Pets are generally allowed in council houses but special rules apply if you live in a flat or maisonette with a shared common entrance, where you must obtain written agreement from the Council that you are allowed to keep a pet.
If you live in Sheltered Housing, extra rules apply. If you live in a flat with a communal entrance, then you would not be allowed to keep a pet, unless it is an assistance animal e.g. guide dog. Smaller pets, such as fish and birds may be allowed but please check with your Estate Manager first.
When a tenant dies, a spouse, civil partner, partner (including same sex partners) or relative may be entitled to take over the tenancy if they have lived in the same house as the tenant.

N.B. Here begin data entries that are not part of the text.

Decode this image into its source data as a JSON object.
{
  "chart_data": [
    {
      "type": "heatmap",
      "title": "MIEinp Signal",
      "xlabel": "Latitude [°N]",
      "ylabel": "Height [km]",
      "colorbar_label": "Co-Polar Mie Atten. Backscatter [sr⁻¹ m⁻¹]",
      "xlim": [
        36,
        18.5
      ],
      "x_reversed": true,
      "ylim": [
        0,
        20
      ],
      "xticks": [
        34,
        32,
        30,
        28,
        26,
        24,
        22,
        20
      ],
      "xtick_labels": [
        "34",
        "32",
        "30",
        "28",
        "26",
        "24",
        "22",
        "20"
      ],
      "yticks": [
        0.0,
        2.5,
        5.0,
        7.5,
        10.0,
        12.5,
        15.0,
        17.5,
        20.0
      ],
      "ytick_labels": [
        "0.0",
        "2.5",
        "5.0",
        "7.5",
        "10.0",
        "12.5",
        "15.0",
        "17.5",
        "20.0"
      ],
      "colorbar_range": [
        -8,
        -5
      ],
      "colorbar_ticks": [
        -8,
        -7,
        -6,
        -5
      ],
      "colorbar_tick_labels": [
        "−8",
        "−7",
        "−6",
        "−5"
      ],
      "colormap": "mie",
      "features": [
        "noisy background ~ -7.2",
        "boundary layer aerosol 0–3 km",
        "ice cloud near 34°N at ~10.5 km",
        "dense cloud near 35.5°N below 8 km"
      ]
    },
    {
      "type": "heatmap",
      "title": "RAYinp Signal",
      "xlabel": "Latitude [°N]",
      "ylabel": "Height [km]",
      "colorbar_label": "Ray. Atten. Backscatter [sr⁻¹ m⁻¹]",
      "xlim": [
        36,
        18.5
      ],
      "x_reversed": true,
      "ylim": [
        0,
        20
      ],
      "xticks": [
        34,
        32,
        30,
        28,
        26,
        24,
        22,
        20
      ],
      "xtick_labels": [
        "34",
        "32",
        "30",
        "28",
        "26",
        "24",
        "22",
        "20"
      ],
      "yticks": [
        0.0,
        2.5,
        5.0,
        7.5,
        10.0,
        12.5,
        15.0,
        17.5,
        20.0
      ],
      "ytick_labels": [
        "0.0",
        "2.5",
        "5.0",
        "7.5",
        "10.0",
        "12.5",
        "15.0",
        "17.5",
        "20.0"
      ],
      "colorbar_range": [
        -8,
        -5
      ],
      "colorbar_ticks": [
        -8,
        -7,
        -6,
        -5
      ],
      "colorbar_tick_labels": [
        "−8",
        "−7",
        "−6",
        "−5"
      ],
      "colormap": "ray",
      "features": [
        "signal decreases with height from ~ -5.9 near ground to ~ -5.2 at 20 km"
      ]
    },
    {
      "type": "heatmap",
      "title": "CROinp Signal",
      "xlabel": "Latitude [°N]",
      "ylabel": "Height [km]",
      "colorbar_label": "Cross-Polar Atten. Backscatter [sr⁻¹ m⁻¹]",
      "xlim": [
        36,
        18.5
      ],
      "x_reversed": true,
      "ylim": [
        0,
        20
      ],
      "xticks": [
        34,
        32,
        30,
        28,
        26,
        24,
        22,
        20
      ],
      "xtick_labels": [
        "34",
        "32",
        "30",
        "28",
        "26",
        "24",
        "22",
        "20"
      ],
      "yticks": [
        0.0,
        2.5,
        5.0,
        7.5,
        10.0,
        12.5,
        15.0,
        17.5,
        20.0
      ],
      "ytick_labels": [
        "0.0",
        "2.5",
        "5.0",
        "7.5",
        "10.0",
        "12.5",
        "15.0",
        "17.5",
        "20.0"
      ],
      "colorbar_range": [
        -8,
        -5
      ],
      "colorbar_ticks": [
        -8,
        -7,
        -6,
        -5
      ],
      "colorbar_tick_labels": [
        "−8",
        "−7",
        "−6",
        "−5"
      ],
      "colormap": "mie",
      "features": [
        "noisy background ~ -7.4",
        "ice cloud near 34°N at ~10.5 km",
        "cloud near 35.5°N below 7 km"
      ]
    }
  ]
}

This is called "succession."
To find out more, please read our Who can take over the tenancy when the tenant dies? leaflet (PDF, 49KB).
Joint and Sole Tenancies
You can change a tenancy from joint to sole or sole to joint providing certain criteria are met. Please read our How do you change your tenancy from joint to sole? (PDF, 43KB) and How do you change your tenancy from sole to joint? (PDF, 44KB) booklets to find out more.
Relationship breakdown is a complicated issue. Please read our What can happen to my tenancy if my relationship breaks down? leaflet (PDF, 52KB) to find out more.